The four solar panels he had hooked up to power his electronics? Busted, one by one. The canvas dodger, which protects the cabin from waves and spray? Shredded by a huge wave in the Bering Sea. His freighter radar, which alerts him to any huge ships bearing down on his little speck-in-the-ocean of a sailboat? Destroyed. His Kindle reader? Kaput.
His shotgun is half-rusted and may or may not be capable of shooting, but that’s not important anymore. The shotgun was for one purpose: fending off polar bears in the Northwest Passage, in the event he became iced in, marooned until the following summer’s thaw. But that leg of the journey was some six months, 15,000 miles and one continent ago.
“At this point,” Rutherford said of the shotgun, “it’s just a clump of metal.”
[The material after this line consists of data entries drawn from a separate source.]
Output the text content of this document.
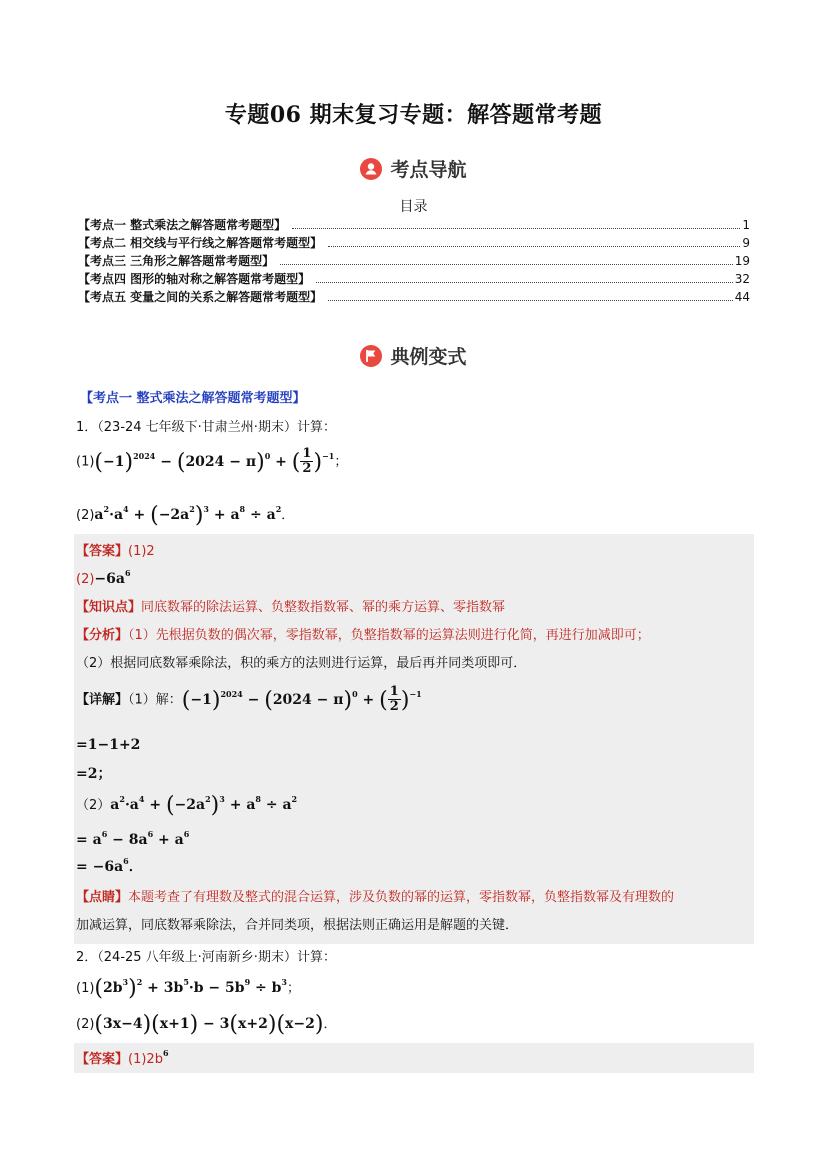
专题06 期末复习专题：解答题常考题
考点导航
目录
【考点一 整式乘法之解答题常考题型】	1
【考点二 相交线与平行线之解答题常考题型】	9
【考点三 三角形之解答题常考题型】	19
【考点四 图形的轴对称之解答题常考题型】	32
【考点五 变量之间的关系之解答题常考题型】	44
典例变式
【考点一 整式乘法之解答题常考题型】
1．（23-24 七年级下·甘肃兰州·期末）计算：
$(1)(-1)^{2024} - (2024 - \pi)^0$ + ( $\frac{1}{2} )^{-1}$；
$(2)a^2\cdot a^4 + (-2a^2)^3 + a^8 \div a^2$．
【答案】(1)2
$(2)-6a^6$
【知识点】同底数幂的除法运算、负整数指数幂、幂的乘方运算、零指数幂
【分析】（1）先根据负数的偶次幂，零指数幂，负整指数幂的运算法则进行化简，再进行加减即可；
（2）根据同底数幂乘除法，积的乘方的法则进行运算，最后再并同类项即可．
【详解】（1）解：$(-1)^{2024} - (2024 - \pi)^0$ + ( $\frac{1}{2} )^{-1}$
=1−1+2
=2；
$(2)a^2\cdot a^4 + (-2a^2)^3 + a^8 \div a^2$
= $a^6 - 8a^6 + a^6$
= $-6a^6$．
【点睛】本题考查了有理数及整式的混合运算，涉及负数的幂的运算，零指数幂，负整指数幂及有理数的
加减运算，同底数幂乘除法，合并同类项，根据法则正确运用是解题的关键．
2．（24-25 八年级上·河南新乡·期末）计算：
$(1)(2b^3)^2 + 3b^5\cdot b - 5b^9 \div b^3$；
(2)(3x−4)(x+1) − 3(x+2)(x−2)．
【答案】$(1)2b^6$
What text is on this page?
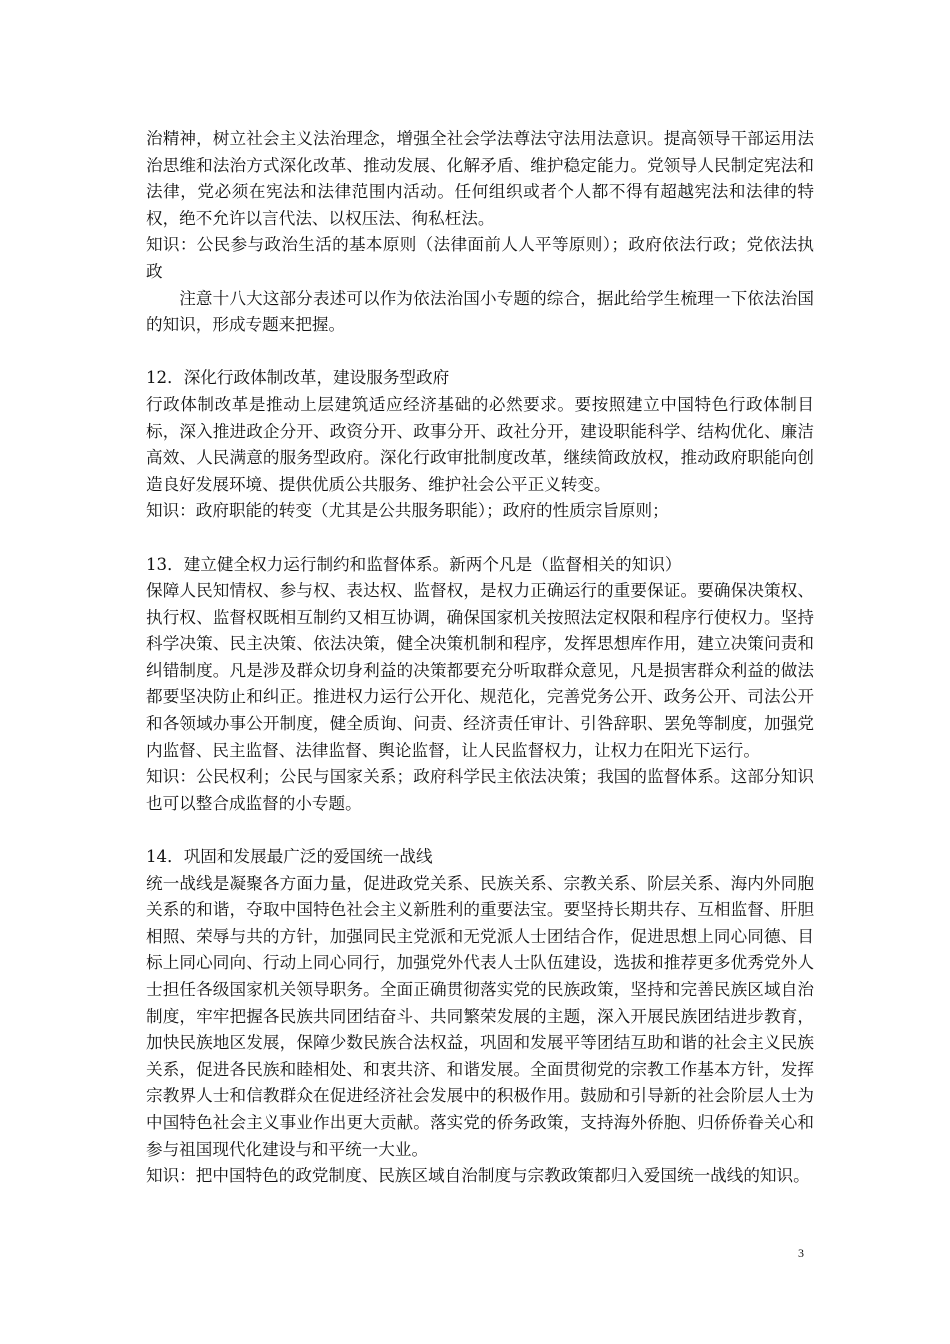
治精神，树立社会主义法治理念，增强全社会学法尊法守法用法意识。提高领导干部运用法治思维和法治方式深化改革、推动发展、化解矛盾、维护稳定能力。党领导人民制定宪法和法律，党必须在宪法和法律范围内活动。任何组织或者个人都不得有超越宪法和法律的特权，绝不允许以言代法、以权压法、徇私枉法。

知识：公民参与政治生活的基本原则（法律面前人人平等原则）；政府依法行政；党依法执政

注意十八大这部分表述可以作为依法治国小专题的综合，据此给学生梳理一下依法治国的知识，形成专题来把握。

12．深化行政体制改革，建设服务型政府

行政体制改革是推动上层建筑适应经济基础的必然要求。要按照建立中国特色行政体制目标，深入推进政企分开、政资分开、政事分开、政社分开，建设职能科学、结构优化、廉洁高效、人民满意的服务型政府。深化行政审批制度改革，继续简政放权，推动政府职能向创造良好发展环境、提供优质公共服务、维护社会公平正义转变。

知识：政府职能的转变（尤其是公共服务职能）；政府的性质宗旨原则；

13．建立健全权力运行制约和监督体系。新两个凡是（监督相关的知识）

保障人民知情权、参与权、表达权、监督权，是权力正确运行的重要保证。要确保决策权、执行权、监督权既相互制约又相互协调，确保国家机关按照法定权限和程序行使权力。坚持科学决策、民主决策、依法决策，健全决策机制和程序，发挥思想库作用，建立决策问责和纠错制度。凡是涉及群众切身利益的决策都要充分听取群众意见，凡是损害群众利益的做法都要坚决防止和纠正。推进权力运行公开化、规范化，完善党务公开、政务公开、司法公开和各领域办事公开制度，健全质询、问责、经济责任审计、引咎辞职、罢免等制度，加强党内监督、民主监督、法律监督、舆论监督，让人民监督权力，让权力在阳光下运行。

知识：公民权利；公民与国家关系；政府科学民主依法决策；我国的监督体系。这部分知识也可以整合成监督的小专题。

14．巩固和发展最广泛的爱国统一战线

统一战线是凝聚各方面力量，促进政党关系、民族关系、宗教关系、阶层关系、海内外同胞关系的和谐，夺取中国特色社会主义新胜利的重要法宝。要坚持长期共存、互相监督、肝胆相照、荣辱与共的方针，加强同民主党派和无党派人士团结合作，促进思想上同心同德、目标上同心同向、行动上同心同行，加强党外代表人士队伍建设，选拔和推荐更多优秀党外人士担任各级国家机关领导职务。全面正确贯彻落实党的民族政策，坚持和完善民族区域自治制度，牢牢把握各民族共同团结奋斗、共同繁荣发展的主题，深入开展民族团结进步教育，加快民族地区发展，保障少数民族合法权益，巩固和发展平等团结互助和谐的社会主义民族关系，促进各民族和睦相处、和衷共济、和谐发展。全面贯彻党的宗教工作基本方针，发挥宗教界人士和信教群众在促进经济社会发展中的积极作用。鼓励和引导新的社会阶层人士为中国特色社会主义事业作出更大贡献。落实党的侨务政策，支持海外侨胞、归侨侨眷关心和参与祖国现代化建设与和平统一大业。

知识：把中国特色的政党制度、民族区域自治制度与宗教政策都归入爱国统一战线的知识。

3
His satellite phone still works, and he can send and receive e-mail through his GPS service — which is how he is able to stay connected with a handful of Annapolis-based friends who provide support. It is also how it was that he came to be speaking to a reporter recently while pointed north, some 2,000 miles east of Argentina. Now roughly parallel to the southern tip of Brazil, he is within 5,000 miles of completing his journey, with a mid-April return to Annapolis. (You can follow his voyage, in map and blog form, at solotheamericas.org.)
“It does get incredibly lonely,” he said during an interview conducted partly by e-mail and partly by satellite phone. “Lonely to the point where anything living is comforting. A bird, a fish, even a barnacle. I think I’m beyond lonely.”
It is difficult to convey fully the audacity of what Rutherford is attempting to do: sailing some 25,000 miles, through some of the Earth’s most treacherous ocean, on a 36-year-old Albin Vega boat (which he christened the Saint Brendan, in honor of a sixth-century explorer) best suited to weekend sailors who never venture beyond Tilghman Island on the Eastern Shore of the Chesapeake. Already, the Scott Polar Institute in Cambridge, England, has recognized him as the first person in recorded history to make it through the fabled Northwest Passage alone and non-stop on such a small sailboat.
But for the sake of context, allow Herb McCormick to tell you how incredible Rutherford’s odyssey is. In 2009-10, McCormick, a veteran sailor and a senior editor at Cruising World magazine, completed the same journey (though he did it in a clockwise direction, while Rutherford is going counterclockwise) — and it was grueling and mind-numbing and treacherous, testing both his skills and his fortitude on a daily basis.